その仮説の検証と実践のために、またしばらく時間を費やした。魔導書に記された魔法陣を描き替えて出力結果を比較してみたり。呪文とそれが引き起こす現象の対応関係を調べたり。
気が付けばいつの間にか紅葉も散り、雪のチラつく季節になっていた。
背中に生えた歪な翼。
この翼にはエーテルの流れを感知する機能があるのだから、それを利用しない手はない。翼を媒体にして空気中の微量なエーテルを集めて、一旦自分の体内に溜める。そして任意のタイミングで放出させればいい。
古代文字でソースコードを書いて、それを発声によって実行できる形にする。
――と、言葉で言うのは簡単だが、それを実践できるようになるまで何度も試行錯誤を繰り返した。
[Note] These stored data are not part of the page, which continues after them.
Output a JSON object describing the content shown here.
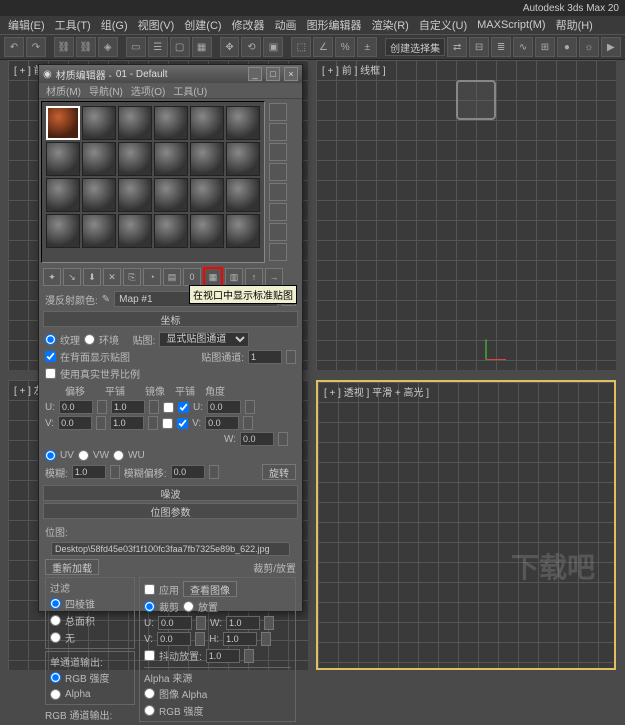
{
  "app": {
    "title": "Autodesk 3ds Max  20"
  },
  "menu": [
    "编辑(E)",
    "工具(T)",
    "组(G)",
    "视图(V)",
    "创建(C)",
    "修改器",
    "动画",
    "图形编辑器",
    "渲染(R)",
    "自定义(U)",
    "MAXScript(M)",
    "帮助(H)"
  ],
  "tool_combo": "创建选择集",
  "viewports": {
    "tl_label": "[ + ] 前 ] 线框 ]",
    "tr_label": "[ + ] 前 ] 线框 ]",
    "bl_label": "[ + ] 左",
    "br_label": "[ + ] 透视 ] 平滑 + 高光 ]"
  },
  "mateditor": {
    "title_prefix": "材质编辑器 - ",
    "mat_name": "01 - Default",
    "menu": [
      "材质(M)",
      "导航(N)",
      "选项(O)",
      "工具(U)"
    ],
    "tooltip": "在视口中显示标准贴图",
    "diffuse_label": "漫反射颜色:",
    "map_name": "Map #1",
    "rollouts": {
      "coords": "坐标",
      "noise": "噪波",
      "bitmap_params": "位图参数"
    },
    "coords": {
      "radio_texture": "纹理",
      "radio_environ": "环境",
      "map_label": "贴图:",
      "map_combo": "显式贴图通道",
      "show_back": "在背面显示贴图",
      "channel_label": "贴图通道:",
      "channel_val": "1",
      "real_world": "使用真实世界比例",
      "hdr": {
        "offset": "偏移",
        "tiling": "平铺",
        "mirror": "镜像",
        "tile": "平铺",
        "angle": "角度"
      },
      "u_label": "U:",
      "v_label": "V:",
      "w_label": "W:",
      "u_off": "0.0",
      "u_tile": "1.0",
      "u_ang": "0.0",
      "v_off": "0.0",
      "v_tile": "1.0",
      "v_ang": "0.0",
      "w_ang": "0.0",
      "uv": "UV",
      "vw": "VW",
      "wu": "WU",
      "blur_label": "模糊:",
      "blur_val": "1.0",
      "bluroff_label": "模糊偏移:",
      "bluroff_val": "0.0",
      "rotate": "旋转"
    },
    "bitmap": {
      "path_label": "位图:",
      "path": "Desktop\\58fd45e03f1f100fc3faa7fb7325e89b_622.jpg",
      "reload": "重新加载",
      "crop_header": "裁剪/放置",
      "apply": "应用",
      "view": "查看图像",
      "crop": "裁剪",
      "place": "放置",
      "u": "U:",
      "v": "V:",
      "w": "W:",
      "h": "H:",
      "u_val": "0.0",
      "v_val": "0.0",
      "w_val": "1.0",
      "h_val": "1.0",
      "jitter": "抖动放置:",
      "jitter_val": "1.0",
      "filter_hdr": "过滤",
      "f_pyramid": "四棱锥",
      "f_sum": "总面积",
      "f_none": "无",
      "mono_hdr": "单通道输出:",
      "mono_rgb": "RGB 强度",
      "mono_alpha": "Alpha",
      "rgb_hdr": "RGB 通道输出:",
      "alpha_src": "Alpha 来源",
      "alpha_img": "图像 Alpha",
      "alpha_rgb": "RGB 强度"
    }
  },
  "watermark": "下载吧"
}
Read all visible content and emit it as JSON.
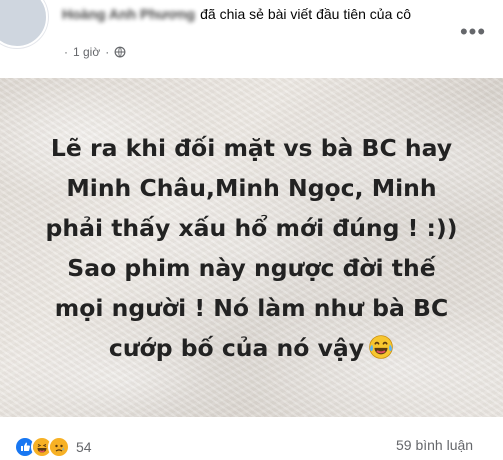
{
  "post": {
    "author_name": "Hoàng Anh Phương",
    "action_text": "đã chia sẻ bài viết đầu tiên của cô",
    "time": "1 giờ",
    "separator": "·",
    "more_icon": "more-horizontal-icon",
    "privacy_icon": "globe-icon",
    "image_text": [
      "Lẽ ra khi đối mặt vs bà BC hay",
      "Minh Châu,Minh Ngọc, Minh",
      "phải thấy xấu hổ mới đúng ! :))",
      "Sao phim này ngược đời thế",
      "mọi người ! Nó làm như bà BC",
      "cướp bố của nó vậy"
    ],
    "caption_emoji": "laughing-tears-emoji",
    "reactions": {
      "types": [
        "like",
        "haha",
        "sad"
      ],
      "count": "54"
    },
    "comments_text": "59 bình luận"
  },
  "colors": {
    "text": "#050505",
    "meta": "#65676b",
    "like_blue": "#1877f2",
    "reaction_yellow": "#f7b125"
  }
}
「……ex……ex……convert……fogo……」
空気中のエーテルが、翼に集まるのを感じる。腕を通じて、その流れを指先へ。
蝋燭の芯に触れて、集めたエーテルを熱エネルギーに変換する。
「…………熱っ!!」
指先が焦げそうになって、慌てて翠は手を離した。
「あ……」
蝋燭には、火がついている。
「……で、できたあぁ……」
脱力して、翠は思わずその場にへたり込んだ。
――これだけのことに、思ったより時間をかけすぎてしまった。
*****
「……まさか本当に入門テストをクリアするとはな」
感嘆をもって、アーカーシャは翠を見つめる。
「空気中のエーテルを集めるのが思ったより難しくて、時間がかかってしまいました……」
「いや、私にとっては一瞬だよ」
――できない者は何年かかろうとできない。それを、この少年はものの数ヶ月でやってのけた。
「いいだろう、カンザキ・スイ。お前を私の弟子として認めよう」
「あ……、ありがとうございます」
「……しかし、スイ。お前は魔法を習得して何がしたい? 何のために魔法を学びたい?」
「それは……」
少し口ごもってから、翠は答えた。
「最初は、自分にも何か力があれば……と、思っていたんです。せめて自分で身を守れる程度の力が欲しいって……。でも、古代魔法を勉強してみて、この世界の成り立ちに興味が湧いて……」
翠は、アーカーシャの目を真っ直ぐに見つめる。
「僕は、この世界のことをもっと理解したい」
「……悪くない答えだな」
そう言って、アーカーシャは唇を歪めた。――笑った?
「ではまずは、どうやって炎を灯すことが出来たか、お前なりの理論を聞かせてもらおうか」
「あっ、はい……。燃焼についてはすでに炎の古代魔法があるのでその術式をそのまま流用したんですけど……、やっぱりエーテルを集めることの方が難題で、まずは一旦エーテルを流体と捉えてその基礎方程式を――」
こうして、魔女アーカーシャの弟子として認められた翠は、正式にこの館の住人になった。
だが、この時彼はまだ正確には理解していなかった。古の魔女の弟子になるという、その事の重大性に。